Wednesday, January 23, 2008

I Love You, Beth Cooper

Book: I Love You, Beth Cooper
Author: Larry Doyle
Audience: High School to Adult
In a Nutshell: one nerd's all-night mad-cap journey from valedictorian to happy, bloody pulp

Denis Cooverman is valedictorian, debate team captain, social misfit, and sweatier than he knows what to do with. During his graduation speech at Buffalo Grove High School, he deviates from his original script and instead confesses his enduring love for Beth Cooper, cheerleading captain and homecoming queen. Ever since he first sat behind her in seventh grade- an arrangement often to be repeated due to their sequential last names- he has loved her from behind. And yes, he does say that last phrase at graduation. You can imagine the response.

But the speech is only the beginning of a non-stop night of hijinks and attempts on his life. Beth and the other two girls in her Trinity of Cool, Treece and Cammy, actually show up for reasons unknown at Denis's party, which until that moment consisted only of Denis and his movie-quote-obsessed, ambiguous-yet-insistently-not-gay best friend, Rich Munsch. Then Beth's psycho military boyfriend, Kevin, shows up in a Hummer, and the fun just keeps comin'.
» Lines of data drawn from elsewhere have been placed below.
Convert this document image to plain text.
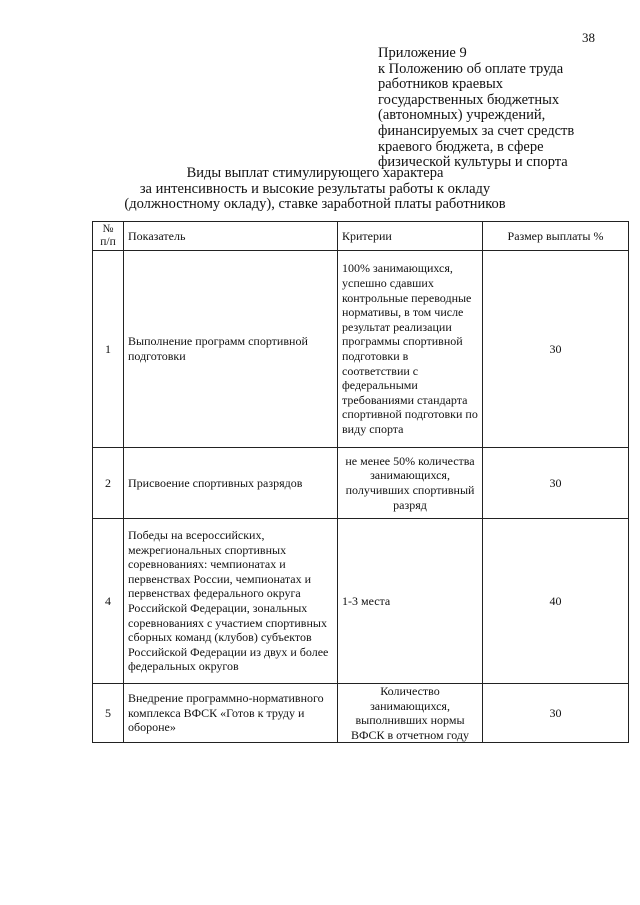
38
Приложение 9
к Положению об оплате труда
работников краевых
государственных бюджетных
(автономных) учреждений,
финансируемых за счет средств
краевого бюджета, в сфере
физической культуры и спорта
Виды выплат стимулирующего характера
за интенсивность и высокие результаты работы к окладу
(должностному окладу), ставке заработной платы работников
№ п/п	Показатель	Критерии	Размер выплаты %
1	Выполнение программ спортивной подготовки	100% занимающихся, успешно сдавших контрольные переводные нормативы, в том числе результат реализации программы спортивной подготовки в соответствии с федеральными требованиями стандарта спортивной подготовки по виду спорта	30
2	Присвоение спортивных разрядов	не менее 50% количества занимающихся, получивших спортивный разряд	30
4	Победы на всероссийских, межрегиональных спортивных соревнованиях: чемпионатах и первенствах России, чемпионатах и первенствах федерального округа Российской Федерации, зональных соревнованиях с участием спортивных сборных команд (клубов) субъектов Российской Федерации из двух и более федеральных округов	1-3 места	40
5	Внедрение программно-нормативного комплекса ВФСК «Готов к труду и обороне»	Количество занимающихся, выполнивших нормы ВФСК в отчетном году	30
I think humor is one of the toughest things to review, because everyone's sense of it is so different. With that disclaimer in place, I'll say this is the funniest book I've read in a long time. Really, really, funny. I was reading it while waiting for my oil change and trying not to laugh out loud in public, but the funny-ness could not be contained. And that's how I ended up snorting to myself in Tires Plus. Think of the funniest end-of-school teen movie you know and you're getting the idea.

There is an illustration of Denis at the beginning of each chapter, and each one reflects the new injuries and indignities he received in the last chapter. There's a wealth of brilliant new phrases, at least new to me, like "benevolent cliquetator". I present the context for another choice phrase as an example of what I found so funny:

"Henry was the local purveyor of aftermarket pharmaceuticals, not quite a drug dealer though he played the part, replete with an embroidered urban dialect spoken only in the suburbs. What made Henry's lily-white gangsta act all the more sad was that he was African-American. He was a black whigger." (p. 107)

One of the blurb writers describe the book as "wickedly funny," and that about sums it up.